Thursday, 29 December 2016
Unrooted: "A Monster Calls"
A Monster Calls is abandonment trauma rendered as effects-heavy fantasy: the sense of loss we feel is not quite the one we're supposed to feel. The Spanish director J.A. Bayona (The Orphanage, The Impossible) has enlisted author Patrick Ness to adapt his own book about one Callum O'Malley (played here by newcomer Lewis MacDougall), a bullied schoolboy living with a terminally ill mother (Felicity Jones) in the furthest reaches of the English countryside. One night at 12.06am, when the sleepless Callum is doodling, the giant yewtree in the cemetery beyond his bedroom window suddenly uproots itself and marches towards the house, threatening - in the gruff tones of Liam Neeson - to tell our boy three stories on three successive nights, eliciting a fourth in turn from the listener. Given that these tales arrive in the form of Useful Moral Lessons - "there is not always a good guy, nor is there always a bad guy; most people are somewhere in between" - the tree emerges as somewhere between a tutor and a therapist, without the sense of humour.
He (it?) is quite the sight, however. Bayona's first movies have established him as something like a supply-teacher Guillermo del Toro, a not ungifted fabulist with a particular facility for integrating substantial handfuls of pixels into the design of his dark bedtime stories. This Monster looks like a gnarly offshoot of del Toro's Faun from Pan's Labyrinth, and he forms a workable little-and-large pairing with the kid: instead of climbing up into the tree's branches to hear his tales, Cal finds himself plucked out of his bedroom window and cradled in a woody fist. With The Impossible, Bayona bequeathed the world its latest Spider-Man (in Tom Holland), and it's clear he has an eye for durable young performers. MacDougall has a fierce, heavy-lidded look that suggests a boy finding out about life the hard way - overhearing snippets of fraught adult conversation, watching mum waste away before his eyes. The young lead deserves extra brownie points for maintaining his expression of cowed awe whenever the tree shows up - because the monster calls to bore us to sleep with these fairytales, all of which seem to revolve around how amazing the tree is.
Having a catalyst who's a big barky bore is one problem with Bayona's film; another is that the reality from which Callum longs to escape never really convinces. Mother and son occupy a small corner of England that looks for all the world like a set - or massive green screen - and which doesn't ever connect with the terraced streets on which the boy's grandmother (Sigourney Weaver, with slightly off Limey accent) is shown to live. Weaver is typically imposing, and she has one great scene in which she acknowledges the rage coursing down this bloodline by helping the kid trash her own front parlour, but still: were there really no comparably bankable British actresses available to play this part? At every turn, A Monster Calls betrays signs that it had too much damn money at its disposal, that it felt compelled to blow up Callum's humdrum normality, his everyday tragedy, into the business of blockbusting Marvel-era multiplex product. A damp seaside day out with dad (Toby Kebbell) thus finds itself lavished with a full orchestral score; it climaxes with a meal in a Chinese restaurant that could conceivably house five-sevenths of the Chinese population.

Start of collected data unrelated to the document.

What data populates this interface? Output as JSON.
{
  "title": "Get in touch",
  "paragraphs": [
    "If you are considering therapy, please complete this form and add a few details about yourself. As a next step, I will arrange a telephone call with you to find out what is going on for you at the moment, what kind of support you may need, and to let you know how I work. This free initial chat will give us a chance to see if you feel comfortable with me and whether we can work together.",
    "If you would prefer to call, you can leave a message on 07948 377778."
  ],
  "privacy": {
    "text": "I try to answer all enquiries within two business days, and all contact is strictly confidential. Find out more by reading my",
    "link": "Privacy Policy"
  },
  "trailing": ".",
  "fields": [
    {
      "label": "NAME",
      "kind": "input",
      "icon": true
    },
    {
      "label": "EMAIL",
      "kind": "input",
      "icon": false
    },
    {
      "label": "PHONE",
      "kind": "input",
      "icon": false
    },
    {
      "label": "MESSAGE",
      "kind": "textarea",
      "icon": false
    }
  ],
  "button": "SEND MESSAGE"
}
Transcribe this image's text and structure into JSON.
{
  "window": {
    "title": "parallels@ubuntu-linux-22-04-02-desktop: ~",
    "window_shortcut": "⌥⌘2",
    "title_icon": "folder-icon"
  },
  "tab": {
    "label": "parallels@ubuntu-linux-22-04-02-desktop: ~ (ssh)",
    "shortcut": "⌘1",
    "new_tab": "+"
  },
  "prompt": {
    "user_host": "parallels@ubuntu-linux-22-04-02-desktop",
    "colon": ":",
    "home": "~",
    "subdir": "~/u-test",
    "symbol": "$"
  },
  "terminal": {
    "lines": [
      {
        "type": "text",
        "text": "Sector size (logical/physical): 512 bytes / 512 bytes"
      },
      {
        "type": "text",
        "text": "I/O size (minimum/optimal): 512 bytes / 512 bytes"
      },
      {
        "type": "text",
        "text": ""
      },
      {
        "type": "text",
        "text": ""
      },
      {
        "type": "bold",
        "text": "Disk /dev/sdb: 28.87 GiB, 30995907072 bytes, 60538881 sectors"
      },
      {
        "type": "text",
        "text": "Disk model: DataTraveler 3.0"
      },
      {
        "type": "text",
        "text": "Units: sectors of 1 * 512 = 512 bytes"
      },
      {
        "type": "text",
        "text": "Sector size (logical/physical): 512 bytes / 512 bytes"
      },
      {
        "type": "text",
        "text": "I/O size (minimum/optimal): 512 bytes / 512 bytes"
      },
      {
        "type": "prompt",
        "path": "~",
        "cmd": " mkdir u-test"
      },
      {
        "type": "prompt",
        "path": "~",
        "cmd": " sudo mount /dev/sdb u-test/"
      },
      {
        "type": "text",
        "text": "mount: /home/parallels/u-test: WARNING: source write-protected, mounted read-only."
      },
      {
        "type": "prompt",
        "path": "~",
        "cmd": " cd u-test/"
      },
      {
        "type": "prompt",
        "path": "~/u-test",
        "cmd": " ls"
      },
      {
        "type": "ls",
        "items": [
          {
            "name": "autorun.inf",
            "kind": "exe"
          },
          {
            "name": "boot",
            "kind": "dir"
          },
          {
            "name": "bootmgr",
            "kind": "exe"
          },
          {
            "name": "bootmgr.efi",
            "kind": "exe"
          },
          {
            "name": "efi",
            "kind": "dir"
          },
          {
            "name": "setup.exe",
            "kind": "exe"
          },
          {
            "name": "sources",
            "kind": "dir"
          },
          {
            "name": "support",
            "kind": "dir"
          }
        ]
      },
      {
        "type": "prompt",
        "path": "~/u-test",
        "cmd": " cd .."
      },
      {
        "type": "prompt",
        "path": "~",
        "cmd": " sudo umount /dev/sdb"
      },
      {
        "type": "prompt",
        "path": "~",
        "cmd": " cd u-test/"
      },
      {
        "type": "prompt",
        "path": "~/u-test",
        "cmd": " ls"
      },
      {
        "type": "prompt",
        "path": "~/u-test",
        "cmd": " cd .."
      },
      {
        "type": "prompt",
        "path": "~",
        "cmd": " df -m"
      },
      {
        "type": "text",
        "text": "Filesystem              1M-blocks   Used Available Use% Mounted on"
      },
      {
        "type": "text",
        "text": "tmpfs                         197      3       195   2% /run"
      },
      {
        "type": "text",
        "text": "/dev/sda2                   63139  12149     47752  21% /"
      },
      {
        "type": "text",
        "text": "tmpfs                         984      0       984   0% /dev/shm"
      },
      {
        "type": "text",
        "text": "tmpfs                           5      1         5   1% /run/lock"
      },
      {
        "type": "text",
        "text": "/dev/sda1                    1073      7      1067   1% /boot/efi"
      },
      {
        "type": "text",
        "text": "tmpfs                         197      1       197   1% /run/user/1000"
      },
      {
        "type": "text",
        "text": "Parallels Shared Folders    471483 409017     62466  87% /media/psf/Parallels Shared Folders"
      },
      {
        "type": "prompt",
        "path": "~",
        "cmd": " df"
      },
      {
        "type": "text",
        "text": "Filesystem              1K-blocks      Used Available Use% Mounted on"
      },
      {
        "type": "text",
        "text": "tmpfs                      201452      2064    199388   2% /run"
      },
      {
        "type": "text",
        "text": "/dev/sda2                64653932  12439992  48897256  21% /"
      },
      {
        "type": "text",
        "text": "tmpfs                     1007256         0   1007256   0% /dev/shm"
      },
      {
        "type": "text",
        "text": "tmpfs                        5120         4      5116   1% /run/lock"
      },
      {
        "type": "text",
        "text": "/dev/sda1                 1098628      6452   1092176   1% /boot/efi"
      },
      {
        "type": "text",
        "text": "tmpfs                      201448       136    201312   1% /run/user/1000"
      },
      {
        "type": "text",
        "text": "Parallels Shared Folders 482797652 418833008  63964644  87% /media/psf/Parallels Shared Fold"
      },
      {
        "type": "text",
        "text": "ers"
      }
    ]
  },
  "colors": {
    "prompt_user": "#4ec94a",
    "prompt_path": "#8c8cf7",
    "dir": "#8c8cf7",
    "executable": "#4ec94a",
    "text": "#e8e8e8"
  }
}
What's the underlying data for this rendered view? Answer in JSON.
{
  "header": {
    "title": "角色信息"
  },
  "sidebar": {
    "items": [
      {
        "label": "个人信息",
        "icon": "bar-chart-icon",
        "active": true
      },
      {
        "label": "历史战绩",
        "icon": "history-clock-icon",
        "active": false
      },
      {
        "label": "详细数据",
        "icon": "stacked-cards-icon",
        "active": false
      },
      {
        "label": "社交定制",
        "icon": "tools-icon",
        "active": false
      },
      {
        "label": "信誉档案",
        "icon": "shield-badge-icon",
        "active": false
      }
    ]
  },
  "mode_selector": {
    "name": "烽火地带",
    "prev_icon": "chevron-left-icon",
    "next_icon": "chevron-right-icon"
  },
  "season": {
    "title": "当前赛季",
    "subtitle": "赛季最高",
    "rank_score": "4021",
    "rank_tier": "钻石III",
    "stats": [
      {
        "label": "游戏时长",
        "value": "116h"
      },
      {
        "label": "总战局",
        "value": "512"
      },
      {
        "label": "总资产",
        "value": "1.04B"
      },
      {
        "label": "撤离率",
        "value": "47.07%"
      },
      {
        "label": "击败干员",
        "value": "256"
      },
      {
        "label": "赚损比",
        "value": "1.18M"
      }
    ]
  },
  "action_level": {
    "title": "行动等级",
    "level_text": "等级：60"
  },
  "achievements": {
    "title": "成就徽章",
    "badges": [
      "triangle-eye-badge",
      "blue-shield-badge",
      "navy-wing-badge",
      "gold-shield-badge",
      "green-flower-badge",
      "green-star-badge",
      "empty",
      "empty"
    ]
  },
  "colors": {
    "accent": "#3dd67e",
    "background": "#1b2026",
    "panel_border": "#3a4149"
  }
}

You can goggle or be knocked out by the spectacle, sure - the early reviews suggest many trusted friends and colleagues have - but to these eyes, Bayona never gets close to achieving the intimacy he was surely aiming for, or which Ness surely achieved the minute his book started to be imparted as bedtime fare: the film's just too big for anything like that, and even when the camera does deign to get up close, in those scenes between Jones and MacDougall, the space around the players looks perilously plasticky, virtual, hollow even. (Bayona's next gig will be directing the Jurassic World sequel; this feels like a rehearsal.) Grief is such that I couldn't honestly predict the effect A Monster Calls might have on anybody going through a similar predicament: the film might be a source of consolation, but then again, it could just as easily be a chore, not least as it resembles so many of the overprogrammed smash-'em-ups currently bouncing around the multiplex. "I want it to be over!", Callum hollers at the point of acceptance Ness's five-stage narrative is building towards; grown-ups may express something similar in the face of Bayona's bludgeoning methodology.
A Monster Calls opens in cinemas nationwide from New Year's Day.